When the 22-year-old Charles Conder arrived in Paris he discovered his spiritual home. English by birth, he had spent his youth in the Australian bush on trigonometrical expeditions, joined up with Australia's first group of plein-air painters and produced an astonishing and precocious collection of Impressionist landscapes. But the attraction of Europe was soon irresistible, and once in the French capital he wrote back to his Australian painting companion Tom Roberts: "The jabber of my friends, the click of the billiards and the smell of heliotrope all belong so much to this café... I have just looked over the Moulin and persuaded my friends to go there for an hour and met their curses the next morning."
The bohemian milieu was Conder's natural habitat and he soon befriended Louis Anquetin and Henri de Toulouse-Lautrec, who would invite him not merely to brothels and nightclubs, but occasionally to executions by guillotine and also sometimes as a spectator at surgical operations (one of Lautrec's preferred amusements). His imagination fired, Conder would describe his exotic adventures in letters to Australia to be read with envy and incredulity by his "squarer" chums around a bush campfire beneath the Southern Cross.
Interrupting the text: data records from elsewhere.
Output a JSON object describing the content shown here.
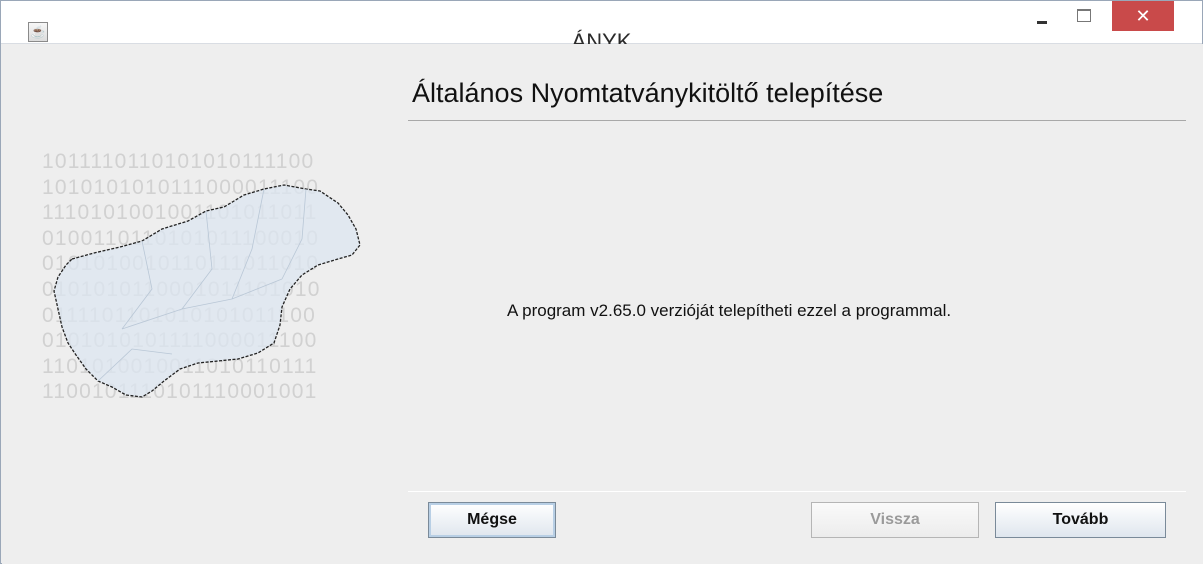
{
  "window": {
    "title": "ÁNYK",
    "close_glyph": "✕"
  },
  "page": {
    "heading": "Általános Nyomtatványkitöltő telepítése",
    "message": "A program v2.65.0 verzióját telepítheti ezzel a programmal."
  },
  "side_art": {
    "binary_lines": [
      "1011110110101010111100",
      "1010101010111000011100",
      "1110101001001101011011",
      "0100110110101011100010",
      "0101010010110111011010",
      "0101010110001011101010",
      "0111101101010101011100",
      "0101010101111000011100",
      "1101010010011010110111",
      "1100101110101110001001"
    ]
  },
  "buttons": {
    "cancel": "Mégse",
    "back": "Vissza",
    "next": "Tovább"
  },
  "icons": {
    "app": "java-icon",
    "minimize": "minimize-icon",
    "maximize": "maximize-icon",
    "close": "close-icon"
  }
}
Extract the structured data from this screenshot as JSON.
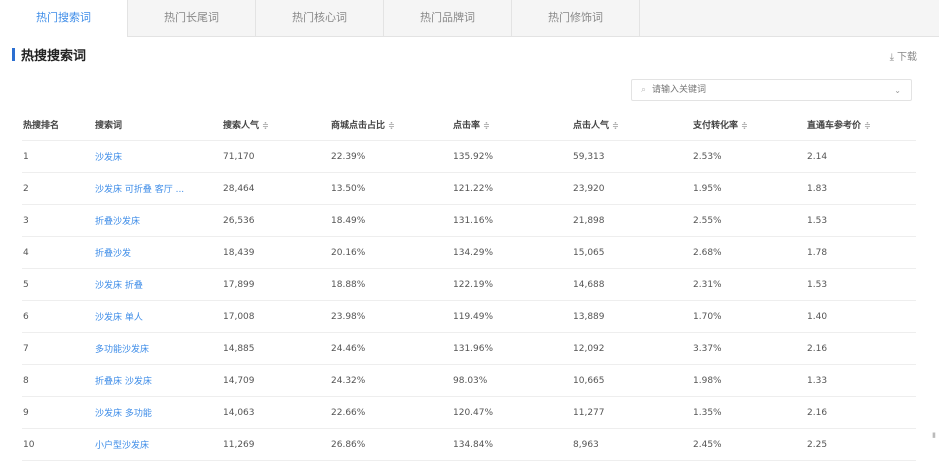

Conder frequently drew "postcards" illustrating his nocturnal adventures in the Latin quarter in an imaginative composite. A Dream in Absinthe 1890 is one such pictorial diary; a fantasia in comic strip form in which he parades the imagery of his new metropolitan life in the City of Light, 13,000 miles from the tall eucalypts, the lavender blue hills and the golden beaches of Australia. His early gift for linear improvisation is evident here, and among the alcoholic demons and opium poppies he has interspersed glimpses of the Moulin Rouge, La Gouloue and Lautrec himself. The picture is drawn in a manner which is half oriental and half influenced by the caprices of Parisian artists of the demi-monde such as Adolphe Willette, but also with a nod to Conder's old friend from his Sydney days, Phil May, who was soon to join him and the young William Rothenstein in their ramshackle studio on the rue Ravignan. Here and there the iconography is obscure – what are all those poultry doing? And is it a strangled peacock in the foreground? The picture is not so much symbolic, in the mode of the time, but anecdotal, and is clearly done for the amusement of the artist's friends. It is also, of course, a pictorial hallucination inspired by that dangerous verdant liquor which was to the taste of Conder and his friends what patchouli was to the napes and décolletages of their mistresses. Is the green-haired figure in the revealing kimono fastened with a chatelaine the Spirit of Absinthe herself? And why the prosaic jar of cold cream and the bottle of dentifrice? Perhaps these are just the first objects Conder saw when, with a pounding post-Absinthian hangover, he opened one eye in the morning wondering where the hell he was. It is a whimsical and wonderfully vagrant invention and rather modern as well – the sort of thing one might expect from someone like Cy Twombly, if he could draw.